Back in 2001, during the summer between my first and second years of college, I was bored.  This was the last summer of my life when I wasn't working or in school (yes, staying home with children definitely counts as working!)  In between making frequent trips back to Atlanta to visit my college friends, I did a lot of reading and a lot of movie watching.

This was the summer that I discovered Harry Potter.

I rented the first movie from Video Warehouse (you see, back in the day, you had to actually rent movies from a store, not online or from a kiosk.  In fact, it may have been a video...)  I laid down one rainy afternoon and watched it.  And LOVED it.  I immediately drove into town to Walmart and bought the first 3 books.  I read them all within a week, and waited impatiently for the 4th book to come out on paperback.  I remember that it came out during the week that I went with my family to Hilton Head.  I borrowed the car and drove to the nearest Target and bought it.  I finished it before we went home.

Photo by Rachel Baker


After that, I was completely hooked.  My friends and I made plans to see the movies that came out during college.  I bought the 5th, 6th, and 7th books at midnight after each hit the bookshelves, and stayed up overnight reading each one.

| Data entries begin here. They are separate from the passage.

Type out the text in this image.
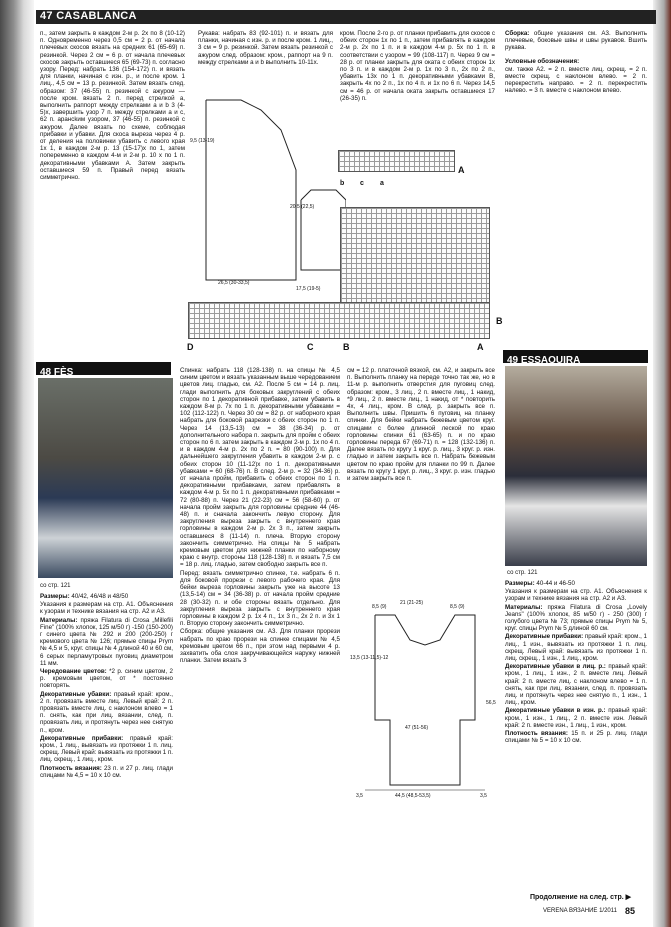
47 CASABLANCA

п., затем закрыть в каждом 2-м р. 2х по 8 (10-12) п. Одновременно через 0,5 см = 2 р. от начала плечевых скосов вязать на средних 61 (65-69) п. резинкой. Через 2 см = 6 р. от начала плечевых скосов закрыть оставшиеся 65 (69-73) п. согласно узору. Перед: набрать 136 (154-172) п. и вязать для планки, начиная с изн. р., и после кром. 1 лиц., 4,5 см = 13 р. резинкой. Затем вязать след. образом: 37 (46-55) п. резинкой с ажуром — после кром. вязать 2 п. перед стрелкой а, выполнить раппорт между стрелками а и b 3 (4-5)х, завершить узор 7 п. между стрелками а и с, 62 п. арансkим узором, 37 (46-55) п. резинкой с ажуром. Далее вязать по схеме, соблюдая прибавки и убавки. Для скоса выреза через 4 р. от деления на половинки убавить с левого края 1х 1, в каждом 2-м р. 13 (15-17)х по 1, затем попеременно в каждом 4-м и 2-м р. 10 х по 1 п. декоративными убавками А. Затем закрыть оставшиеся 59 п. Правый перед вязать симметрично.

Рукава: набрать 83 (92-101) п. и вязать для планки, начиная с изн. р. и после кром. 1 лиц., 3 см = 9 р. резинкой. Затем вязать резинкой с ажуром след. образом: кром., раппорт на 9 п. между стрелками а и b выполнить 10-11х.

кром. После 2-го р. от планки прибавить для скосов с обеих сторон 1х по 1 п., затем прибавлять в каждом 2-м р. 2х по 1 п. и в каждом 4-м р. 5х по 1 п. в соответствии с узором = 99 (108-117) п. Через 9 см = 28 р. от планки закрыть для оката с обеих сторон 1х по 3 п. и в каждом 2-м р. 1х по 3 п., 2х по 2 п., убавить 13х по 1 п. декоративными убавками В, закрыть 4х по 2 п., 1х по 4 п. и 1х по 6 п. Через 14,5 см = 46 р. от начала оката закрыть оставшиеся 17 (26-35) п.

Сборка: общие указания см. А3. Выполнить плечевые, боковые швы и швы рукавов. Вшить рукава.

Условные обозначения:

см. также А2. = 2 п. вместе лиц. скрещ. = 2 п. вместе скрещ. с наклоном влево. = 2 п. перекрестить направо. = 2 п. перекрестить налево. = 3 п. вместе с наклоном влево.

9,5 (13-19)
26,5 (30-33,5)
20,5 (22,5)
17,5 (19-5)
b c a
A
B
D	C	B	A
48 FÈS
со стр. 121

Размеры: 40/42, 46/48 и 48/50

Указания к размерам на стр. А1. Объяснения к узорам и технике вязания на стр. А2 и А3.

Материалы: пряжа Filatura di Crosa „Millefili Fine" (100% хлопок, 125 м/50 г) -150 (150-200) г синего цвета № 292 и 200 (200-250) г кремового цвета № 126; прямые спицы Prym № 4,5 и 5, круг. спицы № 4 длиной 40 и 60 см, 6 серых перламутровых пуговиц диаметром 11 мм.

Чередование цветов: *2 р. синим цветом, 2 р. кремовым цветом, от * постоянно повторять.

Декоративные убавки: правый край: кром., 2 п. провязать вместе лиц. Левый край: 2 п. провязать вместе лиц. с наклоном влево = 1 п. снять, как при лиц. вязании, след. п. провязать лиц. и протянуть через нее снятую п., кром.

Декоративные прибавки: правый край: кром., 1 лиц., вывязать из протяжки 1 п. лиц. скрещ. Левый край: вывязать из протяжки 1 п. лиц. скрещ., 1 лиц., кром.

Плотность вязания: 23 п. и 27 р. лиц. глади спицами № 4,5 = 10 х 10 см.

Спинка: набрать 118 (128-138) п. на спицы № 4,5 синим цветом и вязать указанным выше чередованием цветов лиц. гладью, см. А2. После 5 см = 14 р. лиц. глади выполнить для боковых закруглений с обеих сторон по 1 декоративной прибавке, затем убавить в каждом 8-м р. 7х по 1 п. декоративными убавками = 102 (112-122) п. Через 30 см = 82 р. от наборного края набрать для боковой разрезки с обеих сторон по 1 п. Через 14 (13,5-13) см = 38 (36-34) р. от дополнительного набора п. закрыть для пройм с обеих сторон по 6 п. затем закрыть в каждом 2-м р. 1х по 4 п. и в каждом 4-м р. 2х по 2 п. = 80 (90-100) п. Для дальнейшего закругления убавить в каждом 2-м р. с обеих сторон 10 (11-12)х по 1 п. декоративными убавками = 60 (68-76) п. В след. 2-м р. = 32 (34-36) р. от начала пройм, прибавить с обеих сторон по 1 п. декоративными прибавками, затем прибавлять в каждом 4-м р. 5х по 1 п. декоративными прибавками = 72 (80-88) п. Через 21 (22-23) см = 56 (58-60) р. от начала пройм закрыть для горловины средние 44 (46-48) п. и сначала закончить левую сторону. Для закругления выреза закрыть с внутреннего края горловины в каждом 2-м р. 2х 3 п., затем закрыть оставшиеся 8 (11-14) п. плеча. Вторую сторону закончить симметрично. На спицы № 5 набрать кремовым цветом для нижней планки по наборному краю с внутр. стороны 118 (128-138) п. и вязать 7,5 см = 18 р. лиц. гладью, затем свободно закрыть все п.

Перед: вязать симметрично спинке, т.е. набрать 6 п. для боковой прорези с левого рабочего края. Для бейки выреза горловины закрыть уже на высоте 13 (13,5-14) см = 34 (36-38) р. от начала пройм средние 28 (30-32) п. и обе стороны вязать отдельно. Для закругления выреза закрыть с внутреннего края горловины в каждом 2 р. 1х 4 п., 1х 3 п., 2х 2 п. и 3х 1 п. Вторую сторону закончить симметрично.

Сборка: общие указания см. А3. Для планки прорези набрать по краю прорези на спинке спицами № 4,5 кремовым цветом 66 п., при этом над первыми 4 р. захватить оба слоя закручивающейся наружу нижней планки. Затем вязать 3

см = 12 р. платочной вязкой, см. А2, и закрыть все п. Выполнить планку на переде точно так же, но в 11-м р. выполнить отверстия для пуговиц след. образом: кром., 3 лиц., 2 п. вместе лиц., 1 накид, *9 лиц., 2 п. вместе лиц., 1 накид, от * повторить 4х, 4 лиц., кром. В след. р. закрыть все п. Выполнить швы. Пришить 6 пуговиц на планку спинки. Для бейки набрать бежевым цветом круг. спицами с более длинной леской по краю горловины спинки 61 (63-65) п. и по краю горловины переда 67 (69-71) п. = 128 (132-136) п. Далее вязать по кругу 1 круг. р. лиц., 3 круг. р. изн. гладью и затем закрыть все п. Набрать бежевым цветом по краю пройм для планки по 99 п. Далее вязать по кругу 1 круг. р. лиц., 3 круг. р. изн. гладью и затем закрыть все п.

8,5 (9)
21 (21-25)
8,5 (9)
13,5 (13-11,5)-12
47 (51-56)
56,5
44,5 (48,5-53,5)
3,5	3,5
49 ESSAOUIRA
со стр. 121

Размеры: 40-44 и 46-50

Указания к размерам на стр. А1. Объяснения к узорам и технике вязания на стр. А2 и А3.

Материалы: пряжа Filatura di Crosa „Lovely Jeans" (100% хлопок, 85 м/50 г) - 250 (300) г голубого цвета № 73; прямые спицы Prym № 5, круг. спицы Prym № 5 длиной 60 см.

Декоративные прибавки: правый край: кром., 1 лиц., 1 изн., вывязать из протяжки 1 п. лиц. скрещ. Левый край: вывязать из протяжки 1 п. лиц. скрещ., 1 изн., 1 лиц., кром.

Декоративные убавки в лиц. р.: правый край: кром., 1 лиц., 1 изн., 2 п. вместе лиц. Левый край: 2 п. вместе лиц. с наклоном влево = 1 п. снять, как при лиц. вязании, след. п. провязать лиц. и протянуть через нее снятую п., 1 изн., 1 лиц., кром.

Декоративные убавки в изн. р.: правый край: кром., 1 изн., 1 лиц., 2 п. вместе изн. Левый край: 2 п. вместе изн., 1 лиц., 1 изн., кром.

Плотность вязания: 15 п. и 25 р. лиц. глади спицами № 5 = 10 х 10 см.

Продолжение на след. стр. ▶
VERENA ВЯЗАНИЕ 1/2011 85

I read Harry Potter during a pivotal moment in my life-- the moment that I was becoming an independent adult.  I may not have been battling trolls, centaurs, evil professors, and He-Who-Must-Not-Be-Named, but I was learning how to balance work and play, how to live on my own, control my own money, fall in love, deal with loss.  In the 10 years since I saw "Harry Potter and the Sorcerer's Stone" and read the first few books I have graduated from college, fallen in love, worked a few jobs, moved 1500 miles from home, got married, and had a couple of kids.

Photo by Angie Pratt

Last night I watched the final film.  I wore dorky 3D glasses and sat beside a friend, in a freezing, mostly empty theater, absorbing it all.  I cried when characters that I had watched and read for 10 years died.  I jumped when the snake struck out at the screen.  I cheered inwardly when Professor McGonagal brought the stone soldiers to life, and when Mrs. Weasley snarled at Bellatrix Lestrange, "Not my daughter, you bitch!" 

And then it was over. 

I got in my minivan, dropped my friend off, and drove home.  Home to my husband and sleeping kids.